Красота покоится там, за запретными деревянными дверьми,
Она необычайна и чиста, глаза увидевшего её кровоточили бы и пылали...
...Она убила себя осенью...
Я разрушитель, я несущий смерть прекрасной заре
Позорным столбом, стужей и легионом умирающих ангелов...
...Я убил себя весной...
                Agalloch, "Dead Winter Days"

- Чего ещё боятся вайны? – настойчиво повторил свой вопрос бродяга.
- Морской воды и соли… а больше всего – ветра, дующего от моря, - погрустнев, ответил Лирольяс.
- Значит, горько-солёного ветра… – Силльвей задумчиво передвигал по столу щепочки, которые забыли смести после очередной его работы по дереву. – Как-то странно это получается. Ну, я понял бы, если бы вы боялись того же солнца, или золотистого металла, или красок ярких цветов… Почему – море?
- Тер’Анес когда учил нас быть собой говорил что-то о том, что мы, по сравнению с подобной нам нежитью (что обитает в других, более динамичных мирах), потеряли достаточно многое. Сгладились острые углы. Представляешь, он говорил, что в его мире подобные нам пили кровь своих жертв, чтобы забрать их жизненную силу.
- Это довольно неудобно, - заметил Силльвей.
- Я тоже так думаю. К тому же им было совершенно невозможно выйти под открытое небо днём – свет солнца обращал их в пепел.
- Б-р-р-р!
- Зато они были способны на большее, чем я и Эдель, брат. Каковы вложения – такова и отдача. Но я доволен тем, что стал таким. Тер’Анес смеялся и говорил, что для нашего мирного мира будет достаточно и такой безобидной нежити.
- И где же я имя это слышал – Тер’Анес, Око Бездны…
- Ты не помнишь, Силльвей? – поднял брови Лирольяс. – Это было давно, когда наш отец был ещё мальчишкой, и когда наши нападали на тамшей… то есть этереннахов.
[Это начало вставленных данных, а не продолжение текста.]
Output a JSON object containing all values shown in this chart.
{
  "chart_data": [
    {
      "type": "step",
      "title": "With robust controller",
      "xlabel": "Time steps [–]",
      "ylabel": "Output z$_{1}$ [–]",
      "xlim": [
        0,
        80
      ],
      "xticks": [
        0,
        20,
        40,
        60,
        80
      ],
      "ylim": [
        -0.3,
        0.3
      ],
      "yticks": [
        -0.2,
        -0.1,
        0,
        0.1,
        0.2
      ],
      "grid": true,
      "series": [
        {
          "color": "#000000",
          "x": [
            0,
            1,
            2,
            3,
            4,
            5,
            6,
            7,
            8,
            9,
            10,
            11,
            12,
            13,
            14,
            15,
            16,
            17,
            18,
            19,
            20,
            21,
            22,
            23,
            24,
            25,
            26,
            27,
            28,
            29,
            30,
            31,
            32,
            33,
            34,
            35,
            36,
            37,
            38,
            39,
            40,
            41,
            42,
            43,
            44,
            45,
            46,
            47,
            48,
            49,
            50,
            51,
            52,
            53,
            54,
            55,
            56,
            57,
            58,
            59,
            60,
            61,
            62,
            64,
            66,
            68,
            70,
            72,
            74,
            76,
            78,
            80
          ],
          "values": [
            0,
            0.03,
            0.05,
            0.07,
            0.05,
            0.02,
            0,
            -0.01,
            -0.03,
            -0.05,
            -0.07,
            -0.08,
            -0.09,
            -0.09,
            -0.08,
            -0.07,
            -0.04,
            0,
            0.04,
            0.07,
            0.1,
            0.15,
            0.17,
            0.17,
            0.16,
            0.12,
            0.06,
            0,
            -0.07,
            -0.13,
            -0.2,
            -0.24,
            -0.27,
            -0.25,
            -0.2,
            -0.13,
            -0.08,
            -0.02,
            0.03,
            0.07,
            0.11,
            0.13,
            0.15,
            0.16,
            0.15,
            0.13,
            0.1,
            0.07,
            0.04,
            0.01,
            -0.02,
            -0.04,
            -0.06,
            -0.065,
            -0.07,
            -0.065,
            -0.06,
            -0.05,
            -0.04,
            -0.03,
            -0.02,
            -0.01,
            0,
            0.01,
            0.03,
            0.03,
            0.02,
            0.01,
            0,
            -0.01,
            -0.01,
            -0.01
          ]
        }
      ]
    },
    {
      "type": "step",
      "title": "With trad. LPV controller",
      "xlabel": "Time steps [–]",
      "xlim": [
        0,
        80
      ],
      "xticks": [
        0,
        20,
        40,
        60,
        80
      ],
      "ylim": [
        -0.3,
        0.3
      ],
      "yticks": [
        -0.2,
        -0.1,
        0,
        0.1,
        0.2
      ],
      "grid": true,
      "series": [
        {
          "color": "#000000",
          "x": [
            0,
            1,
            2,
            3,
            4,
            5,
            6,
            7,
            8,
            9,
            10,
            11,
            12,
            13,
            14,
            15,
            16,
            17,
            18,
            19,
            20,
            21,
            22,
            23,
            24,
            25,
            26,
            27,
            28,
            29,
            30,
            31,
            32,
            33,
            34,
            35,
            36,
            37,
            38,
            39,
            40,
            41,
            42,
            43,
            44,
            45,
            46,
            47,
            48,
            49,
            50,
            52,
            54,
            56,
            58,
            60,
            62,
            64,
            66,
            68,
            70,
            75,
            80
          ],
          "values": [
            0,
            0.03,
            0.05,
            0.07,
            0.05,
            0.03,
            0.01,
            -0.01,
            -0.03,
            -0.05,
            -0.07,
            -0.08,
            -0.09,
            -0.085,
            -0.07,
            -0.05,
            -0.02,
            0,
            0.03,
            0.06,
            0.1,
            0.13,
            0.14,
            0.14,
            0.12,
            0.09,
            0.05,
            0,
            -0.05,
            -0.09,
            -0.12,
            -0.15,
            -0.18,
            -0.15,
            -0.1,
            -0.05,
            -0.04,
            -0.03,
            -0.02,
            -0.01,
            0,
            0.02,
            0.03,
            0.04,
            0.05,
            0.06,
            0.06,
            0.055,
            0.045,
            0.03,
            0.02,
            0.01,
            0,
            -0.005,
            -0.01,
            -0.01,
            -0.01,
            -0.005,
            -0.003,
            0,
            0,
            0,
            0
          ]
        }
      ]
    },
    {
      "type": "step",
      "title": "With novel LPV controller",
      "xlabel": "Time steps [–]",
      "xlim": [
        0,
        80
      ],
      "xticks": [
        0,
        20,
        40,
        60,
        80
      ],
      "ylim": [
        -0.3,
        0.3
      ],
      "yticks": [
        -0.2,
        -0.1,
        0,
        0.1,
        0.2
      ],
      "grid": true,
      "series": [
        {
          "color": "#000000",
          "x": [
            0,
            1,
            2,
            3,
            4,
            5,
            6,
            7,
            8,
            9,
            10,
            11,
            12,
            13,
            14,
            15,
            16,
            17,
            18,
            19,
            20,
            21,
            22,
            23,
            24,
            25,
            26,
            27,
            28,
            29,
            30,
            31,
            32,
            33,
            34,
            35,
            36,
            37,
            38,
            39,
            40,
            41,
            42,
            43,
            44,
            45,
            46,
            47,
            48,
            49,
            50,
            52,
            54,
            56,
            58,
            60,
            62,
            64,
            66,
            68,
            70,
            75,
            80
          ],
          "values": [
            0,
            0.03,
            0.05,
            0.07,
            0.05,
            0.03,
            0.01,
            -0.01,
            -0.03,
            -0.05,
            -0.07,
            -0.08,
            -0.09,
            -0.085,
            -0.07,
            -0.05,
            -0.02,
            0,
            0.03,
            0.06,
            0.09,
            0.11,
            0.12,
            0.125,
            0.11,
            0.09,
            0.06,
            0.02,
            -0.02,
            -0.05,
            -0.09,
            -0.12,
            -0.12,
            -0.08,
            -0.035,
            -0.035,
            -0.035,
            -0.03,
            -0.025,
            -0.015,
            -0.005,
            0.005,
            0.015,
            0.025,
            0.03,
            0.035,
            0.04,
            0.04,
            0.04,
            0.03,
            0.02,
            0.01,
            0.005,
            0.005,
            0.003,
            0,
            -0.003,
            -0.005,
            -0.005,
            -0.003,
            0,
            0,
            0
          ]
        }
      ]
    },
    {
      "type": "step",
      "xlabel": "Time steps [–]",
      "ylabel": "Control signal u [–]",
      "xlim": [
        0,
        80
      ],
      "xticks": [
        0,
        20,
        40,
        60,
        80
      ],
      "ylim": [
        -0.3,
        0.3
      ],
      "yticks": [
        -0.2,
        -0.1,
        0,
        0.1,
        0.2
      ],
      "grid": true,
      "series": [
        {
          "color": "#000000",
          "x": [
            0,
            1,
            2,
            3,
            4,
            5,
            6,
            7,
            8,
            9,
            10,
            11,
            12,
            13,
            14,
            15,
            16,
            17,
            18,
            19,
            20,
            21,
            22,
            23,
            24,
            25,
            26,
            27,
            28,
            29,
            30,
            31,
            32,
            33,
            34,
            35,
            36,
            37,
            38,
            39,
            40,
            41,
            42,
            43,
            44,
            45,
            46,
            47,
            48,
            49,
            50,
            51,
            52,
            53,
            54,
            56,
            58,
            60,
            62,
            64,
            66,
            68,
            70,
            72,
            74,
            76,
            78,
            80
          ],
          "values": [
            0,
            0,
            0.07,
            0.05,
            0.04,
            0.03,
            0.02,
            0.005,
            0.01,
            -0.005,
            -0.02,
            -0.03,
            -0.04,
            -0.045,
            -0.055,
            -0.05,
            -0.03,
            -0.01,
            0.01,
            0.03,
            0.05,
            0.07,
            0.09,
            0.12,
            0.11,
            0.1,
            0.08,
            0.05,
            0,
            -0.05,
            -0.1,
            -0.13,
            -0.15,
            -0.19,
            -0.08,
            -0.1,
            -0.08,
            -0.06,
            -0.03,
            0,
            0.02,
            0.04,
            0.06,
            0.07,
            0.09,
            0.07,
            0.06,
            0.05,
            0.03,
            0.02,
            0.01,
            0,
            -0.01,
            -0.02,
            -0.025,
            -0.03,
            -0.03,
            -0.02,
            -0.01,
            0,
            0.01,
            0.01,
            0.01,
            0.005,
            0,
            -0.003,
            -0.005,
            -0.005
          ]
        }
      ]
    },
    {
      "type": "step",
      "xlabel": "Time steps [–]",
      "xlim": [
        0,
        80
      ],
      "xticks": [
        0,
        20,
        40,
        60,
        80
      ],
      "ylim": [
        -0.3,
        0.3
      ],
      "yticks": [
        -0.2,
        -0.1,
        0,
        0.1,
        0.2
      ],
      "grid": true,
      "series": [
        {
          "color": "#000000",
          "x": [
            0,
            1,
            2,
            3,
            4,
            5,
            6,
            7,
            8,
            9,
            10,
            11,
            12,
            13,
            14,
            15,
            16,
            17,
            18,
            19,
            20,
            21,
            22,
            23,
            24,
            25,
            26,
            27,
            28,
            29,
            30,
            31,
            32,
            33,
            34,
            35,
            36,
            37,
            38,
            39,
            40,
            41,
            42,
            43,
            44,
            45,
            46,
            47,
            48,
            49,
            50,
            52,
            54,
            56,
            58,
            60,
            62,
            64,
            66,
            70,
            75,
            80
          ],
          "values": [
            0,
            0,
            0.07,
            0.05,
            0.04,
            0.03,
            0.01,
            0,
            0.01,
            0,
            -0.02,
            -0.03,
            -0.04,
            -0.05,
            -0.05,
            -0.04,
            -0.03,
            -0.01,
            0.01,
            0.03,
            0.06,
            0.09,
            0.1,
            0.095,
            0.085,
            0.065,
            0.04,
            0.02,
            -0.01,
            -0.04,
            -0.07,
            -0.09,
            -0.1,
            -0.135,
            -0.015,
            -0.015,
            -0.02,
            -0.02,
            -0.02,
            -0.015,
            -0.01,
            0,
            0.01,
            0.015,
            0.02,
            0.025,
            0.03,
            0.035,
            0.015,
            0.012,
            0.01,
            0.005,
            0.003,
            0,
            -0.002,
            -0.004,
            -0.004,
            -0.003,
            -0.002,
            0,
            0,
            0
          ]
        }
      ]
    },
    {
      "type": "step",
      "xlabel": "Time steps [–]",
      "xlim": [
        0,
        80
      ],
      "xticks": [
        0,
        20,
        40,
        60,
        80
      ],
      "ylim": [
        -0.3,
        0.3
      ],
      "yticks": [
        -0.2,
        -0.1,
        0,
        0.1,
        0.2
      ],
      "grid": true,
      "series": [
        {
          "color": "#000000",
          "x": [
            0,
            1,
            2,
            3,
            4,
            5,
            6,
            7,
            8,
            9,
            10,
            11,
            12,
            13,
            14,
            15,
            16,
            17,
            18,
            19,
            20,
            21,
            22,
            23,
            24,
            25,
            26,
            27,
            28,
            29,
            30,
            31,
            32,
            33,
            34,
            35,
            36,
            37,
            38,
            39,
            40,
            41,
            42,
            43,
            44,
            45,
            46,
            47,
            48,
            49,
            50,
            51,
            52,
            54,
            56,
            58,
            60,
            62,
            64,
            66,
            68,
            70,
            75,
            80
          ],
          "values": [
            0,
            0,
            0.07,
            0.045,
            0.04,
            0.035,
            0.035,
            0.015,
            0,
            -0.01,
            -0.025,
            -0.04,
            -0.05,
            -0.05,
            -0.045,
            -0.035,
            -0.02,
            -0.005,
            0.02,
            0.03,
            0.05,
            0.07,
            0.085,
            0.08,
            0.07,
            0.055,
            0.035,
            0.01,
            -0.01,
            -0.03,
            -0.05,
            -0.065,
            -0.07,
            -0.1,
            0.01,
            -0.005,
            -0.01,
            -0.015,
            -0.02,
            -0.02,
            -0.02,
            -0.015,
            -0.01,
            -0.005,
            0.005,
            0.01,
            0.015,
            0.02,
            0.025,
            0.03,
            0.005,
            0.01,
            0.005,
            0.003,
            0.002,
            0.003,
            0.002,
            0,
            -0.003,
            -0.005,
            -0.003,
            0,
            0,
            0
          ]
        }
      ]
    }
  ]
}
Ну, когда у нас в горах появилась эта странная ирртея… волшебница со Срединного континента.
- Ороми… Ррайга, - припомнил Силльвей. – Я помню её. Она пыталась слить племена реттелов и этереннахов в единый род… где-то ей даже это удалось. Предгорья велики…
- Тер’Анес был её врагом, - дополнил Лирольяс, видя что воспоминания уносят брата всё дальше. – У них на родине он был магом из враждебного ей клана (кажется, там эти кланы зовутся Домами), он был одним из тех, кто её сверг!
- Ороми Ррайга была главой клана на своей странной родине, - улыбнулся Силльвей. – Говорят, она поссорилась со своей матерью… вот и ушла искать счастья на чужбине. Странно, что её враги оказались столь настойчивыми, что даже здесь преследовали её.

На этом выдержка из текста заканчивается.